College of Chemistry, Beijing Normal University, Beijing 100875, China.
Anal Chem. 2024 Feb 13;96(6):2651-2657. doi: 10.1021/acs.analchem.3c05366. Epub 2024 Feb 2.
In vivo sensing of the dynamics of ions with high selectivity is essential for gaining molecular insights into numerous physiological and pathological processes. In this work, we report an ion-selective micropipette sensor (ISMS) through the integration of functional crown ether-encapsulated metal-organic frameworks (MOFs) synthesized in situ within the micropipette tip. The ISMS features distinctive sodium ion (Na) conduction and high selectivity toward Na sensing. The selectivity is attributed to the synergistic effects of subnanoconfined space and the specific coordination of 18-crown-6 toward potassium ions (K), which largely increase the steric hindrance and transport resistance for K to pass through the ISMS. Furthermore, the ISMS exhibits high stability and sensitivity, facilitating real-time monitoring of Na dynamics in the living rat brain during spreading of the depression events process. In light of the diversity of crown ethers and MOFs, we believe this study paves the way for a nanofluidic platform for in vivo sensing and neuromorphic electrochemical sensing.

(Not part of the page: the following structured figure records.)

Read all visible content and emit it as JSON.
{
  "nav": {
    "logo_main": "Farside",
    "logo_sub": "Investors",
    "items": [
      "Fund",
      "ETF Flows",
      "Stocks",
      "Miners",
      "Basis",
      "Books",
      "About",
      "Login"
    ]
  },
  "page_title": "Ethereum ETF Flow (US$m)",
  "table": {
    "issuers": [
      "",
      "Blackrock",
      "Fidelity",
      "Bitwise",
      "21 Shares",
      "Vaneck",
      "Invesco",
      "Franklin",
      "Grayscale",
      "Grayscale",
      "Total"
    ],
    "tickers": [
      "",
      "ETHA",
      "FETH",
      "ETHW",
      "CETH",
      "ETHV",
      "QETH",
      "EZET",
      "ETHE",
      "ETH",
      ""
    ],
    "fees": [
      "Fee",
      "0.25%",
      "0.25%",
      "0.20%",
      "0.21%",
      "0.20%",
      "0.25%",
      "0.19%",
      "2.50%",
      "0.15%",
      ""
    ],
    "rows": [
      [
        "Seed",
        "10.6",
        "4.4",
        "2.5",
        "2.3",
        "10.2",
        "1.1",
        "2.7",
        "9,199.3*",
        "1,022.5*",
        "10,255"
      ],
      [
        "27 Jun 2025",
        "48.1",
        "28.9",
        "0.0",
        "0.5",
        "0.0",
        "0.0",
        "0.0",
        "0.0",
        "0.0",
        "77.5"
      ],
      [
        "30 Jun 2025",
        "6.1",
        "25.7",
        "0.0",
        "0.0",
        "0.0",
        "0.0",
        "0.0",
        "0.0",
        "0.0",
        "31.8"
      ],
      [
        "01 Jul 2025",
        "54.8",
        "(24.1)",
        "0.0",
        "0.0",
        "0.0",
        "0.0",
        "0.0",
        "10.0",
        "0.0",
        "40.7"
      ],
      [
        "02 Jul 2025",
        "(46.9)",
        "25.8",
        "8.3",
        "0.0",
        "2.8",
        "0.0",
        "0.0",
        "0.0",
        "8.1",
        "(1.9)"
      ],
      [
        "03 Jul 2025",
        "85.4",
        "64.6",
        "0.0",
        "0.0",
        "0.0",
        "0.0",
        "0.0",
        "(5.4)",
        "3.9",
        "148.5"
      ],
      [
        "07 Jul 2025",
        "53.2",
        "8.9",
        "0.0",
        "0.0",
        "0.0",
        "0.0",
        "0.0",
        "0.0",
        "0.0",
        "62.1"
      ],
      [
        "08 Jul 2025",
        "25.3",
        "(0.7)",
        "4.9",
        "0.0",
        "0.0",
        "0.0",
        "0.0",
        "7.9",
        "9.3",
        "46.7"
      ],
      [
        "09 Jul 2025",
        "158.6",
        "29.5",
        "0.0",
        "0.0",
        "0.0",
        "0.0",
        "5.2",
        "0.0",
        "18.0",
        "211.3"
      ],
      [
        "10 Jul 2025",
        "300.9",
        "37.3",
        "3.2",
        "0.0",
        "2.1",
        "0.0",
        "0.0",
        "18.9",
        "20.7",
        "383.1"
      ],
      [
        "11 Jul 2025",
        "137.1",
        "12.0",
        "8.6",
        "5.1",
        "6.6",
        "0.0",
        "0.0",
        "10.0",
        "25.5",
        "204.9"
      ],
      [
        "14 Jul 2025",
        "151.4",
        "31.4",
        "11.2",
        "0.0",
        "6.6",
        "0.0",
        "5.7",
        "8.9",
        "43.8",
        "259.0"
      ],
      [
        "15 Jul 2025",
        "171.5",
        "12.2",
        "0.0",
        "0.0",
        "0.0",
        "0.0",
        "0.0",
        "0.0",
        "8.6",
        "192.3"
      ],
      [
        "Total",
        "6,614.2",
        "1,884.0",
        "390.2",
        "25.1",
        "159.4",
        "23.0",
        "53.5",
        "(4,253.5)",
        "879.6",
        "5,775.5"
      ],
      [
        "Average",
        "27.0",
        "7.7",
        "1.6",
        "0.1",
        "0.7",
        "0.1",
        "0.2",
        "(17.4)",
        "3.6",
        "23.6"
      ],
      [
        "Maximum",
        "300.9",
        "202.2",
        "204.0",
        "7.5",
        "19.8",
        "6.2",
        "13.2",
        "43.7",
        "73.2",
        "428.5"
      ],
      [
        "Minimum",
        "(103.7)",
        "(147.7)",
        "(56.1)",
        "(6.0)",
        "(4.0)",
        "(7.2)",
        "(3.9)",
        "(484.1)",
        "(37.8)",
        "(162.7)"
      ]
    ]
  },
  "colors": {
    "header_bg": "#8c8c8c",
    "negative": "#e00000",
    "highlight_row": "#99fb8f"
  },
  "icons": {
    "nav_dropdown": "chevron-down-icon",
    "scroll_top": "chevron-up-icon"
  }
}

对离子动力学进行高选择性的体内传感对于深入了解众多生理和病理过程的分子机制至关重要。在这项工作中,我们报告了一种离子选择性微吸管传感器(ISMS),它是通过将在微吸管尖端原位合成的功能性冠醚封装金属有机框架(MOF)集成而成。该ISMS具有独特的钠离子(Na)传导特性和对Na传感的高选择性。这种选择性归因于亚纳米受限空间的协同效应以及18-冠-6对钾离子(K)的特异性配位,这大大增加了K通过ISMS的空间位阻和传输阻力。此外,ISMS表现出高稳定性和灵敏度,便于在去极化事件传播过程中实时监测活大鼠脑中的Na动态。鉴于冠醚和MOF的多样性,我们相信这项研究为体内传感和神经形态电化学传感的纳米流体平台铺平了道路。